Abhilfe soll etwa dadurch geschaffen werden, dass die Zahl der in der Ukraine zugelassenen Lkw in Polen wieder begrenzt wird. Außerdem sollten Transportunternehmen, die mit Kapital von außerhalb der Europäischen Union arbeiten, verboten werden.

Nach Angaben des polnischen Grenzschutzes werden an den drei betroffenen Grenzübergängen durchschnittlich mehrere Hundert Lastkraftwagen pro Tag und Richtung abgefertigt.

Die Demonstranten ließen nach eigenen Angaben einen Lkw pro Stunde passieren. Einige Lieferungen seien jedoch von der Blockade ausgenommen, darunter Ausrüstung für die ukrainische Armee, humanitäre Hilfe, flüchtige Stoffe und Viehtransporte.

Handelsdynamik: Polens Rolle im ukrainischen Export

Nach Angaben des ukrainischen Infrastrukturministeriums überqueren durchschnittlich 40.000 bis 50.000 Lastwagen pro Monat die Grenze zu Polen über acht Grenzübergänge, doppelt so viele wie vor dem Krieg. Der Großteil der Güter wird von der ukrainischen Transportflotte befördert.

Dem Bericht zufolge exportiert die Ukraine über Polen mehr Waren als über alle anderen Nachbarländer zusammen.

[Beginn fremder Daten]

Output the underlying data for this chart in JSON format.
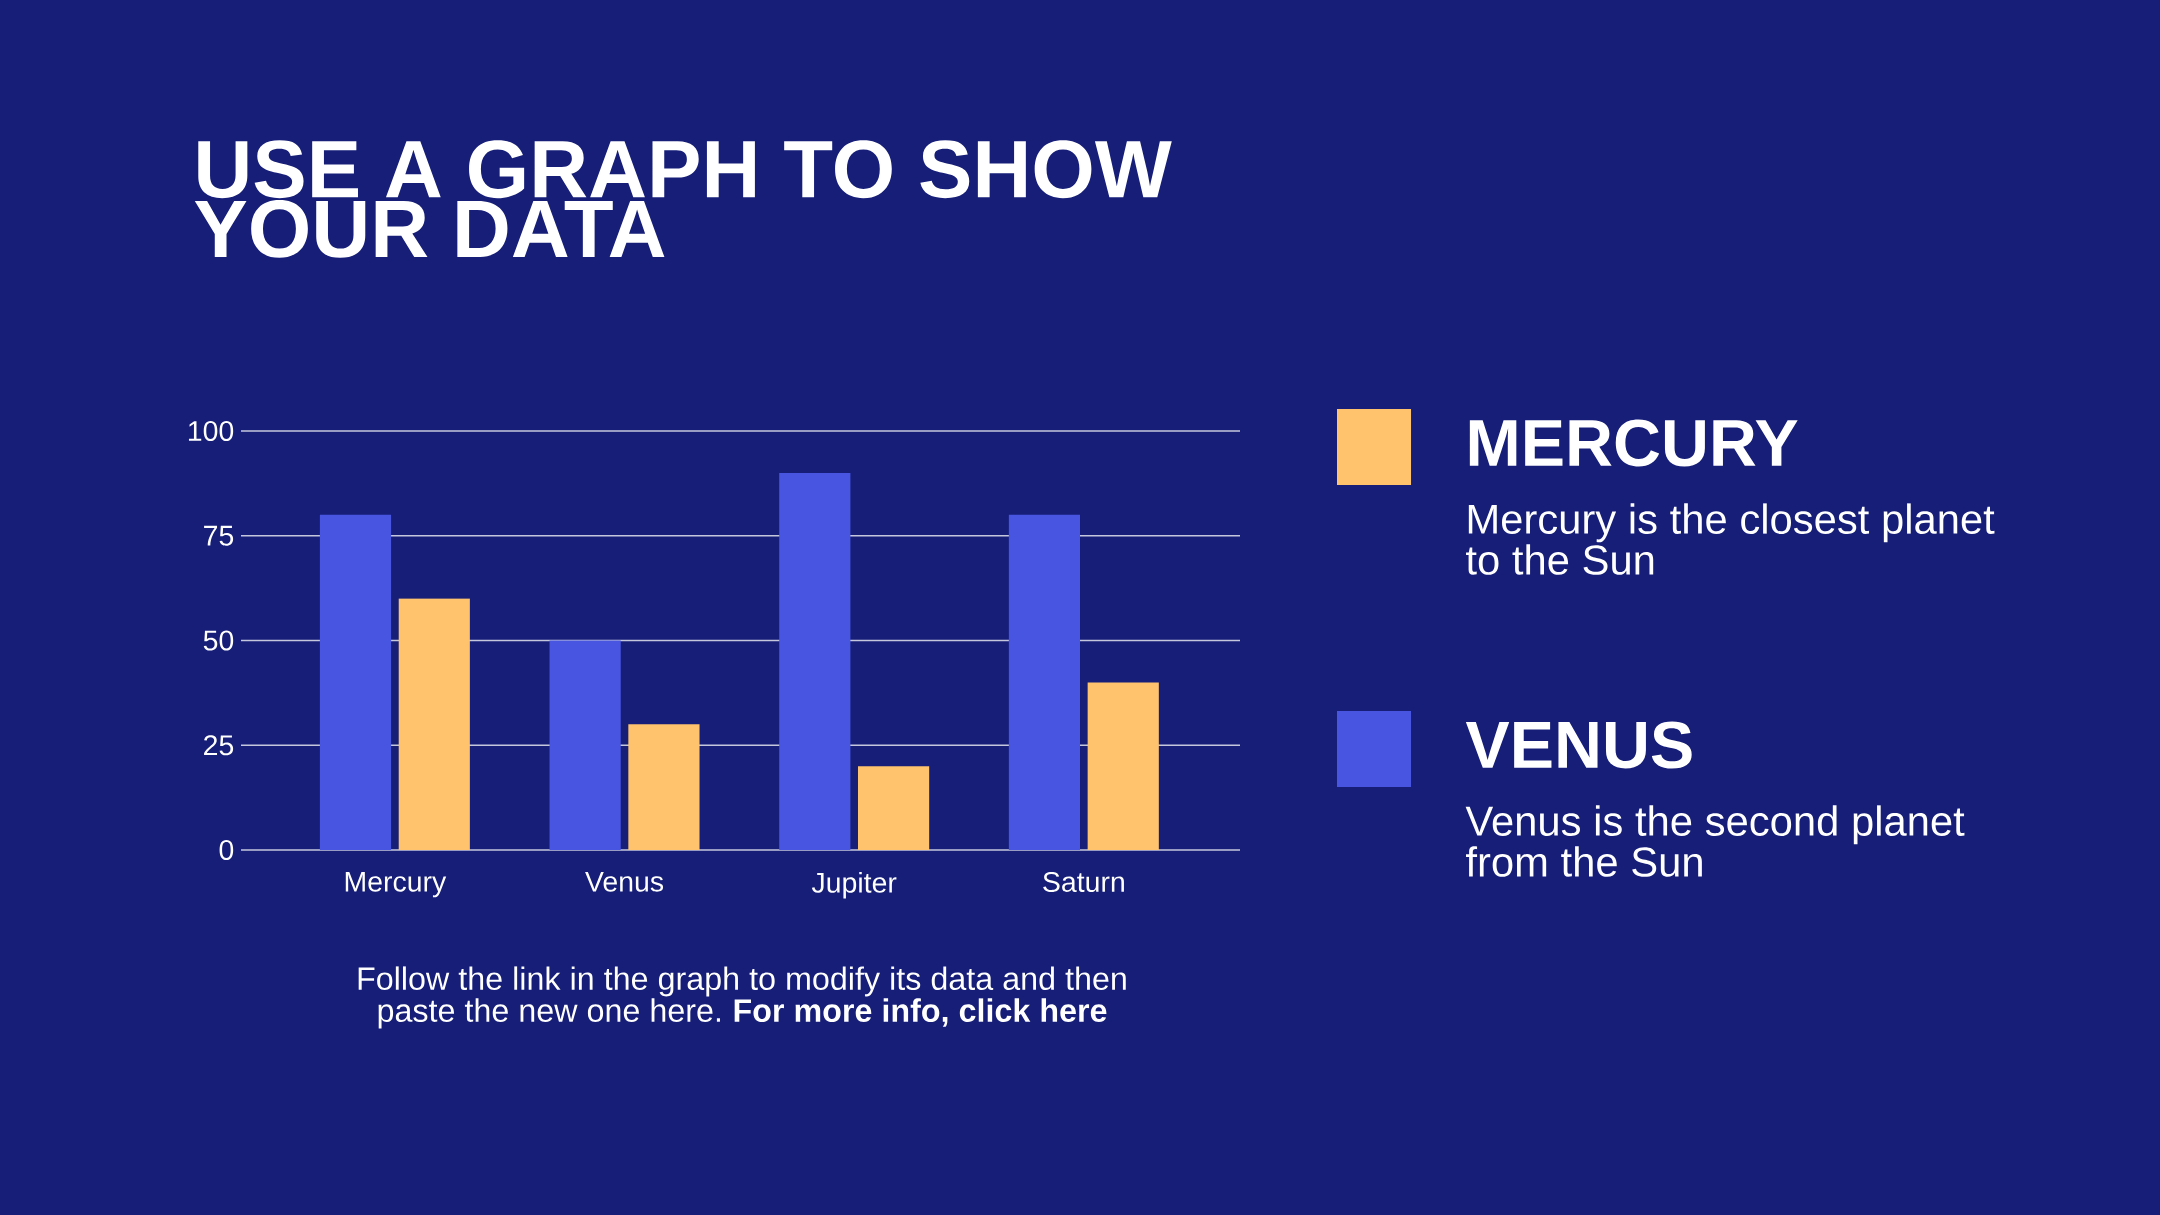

Das Verhältnis zwischen Polen und der Ukraine wird durch die Proteste zusätzlich belastet. Vasyl Zvarych, ukrainischer Botschafter in Warschau, schrieb auf der Social-Media-Plattform X, die Blockade der Grenzübergänge sei "ein schmerzhafter Stich in den Rücken der Ukraine".

Die polnischen Lkw-Fahrer verglichen ihre Situation jedoch mit der der Landwirte in Polen. Nachdem diese gegen billige Agrarimporte aus der Ukraine protestiert hatten, wurden ihnen von der Regierung Zugeständnisse gemacht.

Ursache: Sozialdumping in der Logistikbranche

Die Proteste sind Ausdruck des verschärften Wettbewerbs in der Logistikbranche der Europäischen Union. Auch in Deutschland beklagen Verbände seit Jahren ein weitverbreitetes Sozialdumping.

Um die Transportkosten niedrig zu halten, wurden in den vergangenen Jahren vermehrt Spediteure aus osteuropäischen Ländern angeheuert, wo der Mindestlohn bei zwei Euro pro Stunde beginnt. Mittelständische Unternehmen in Deutschland könnten den Lohnunterschied kaum ausgleichen, klagte der Bundesverband Güterkraftverkehr, Logistik und Entsorgung (BGL) bereits 2021.

Eine Folge ist, dass deutsche Spediteure zunehmend unter Wettbewerbsdruck geraten. Eine andere ist der ausgeprägte Fachkräftemangel. Denn immer weniger Menschen wollen den von niedrigen Löhnen und hohem psychischem Druck geprägten Beruf "Fachkraft im Fahrbetrieb" ergreifen.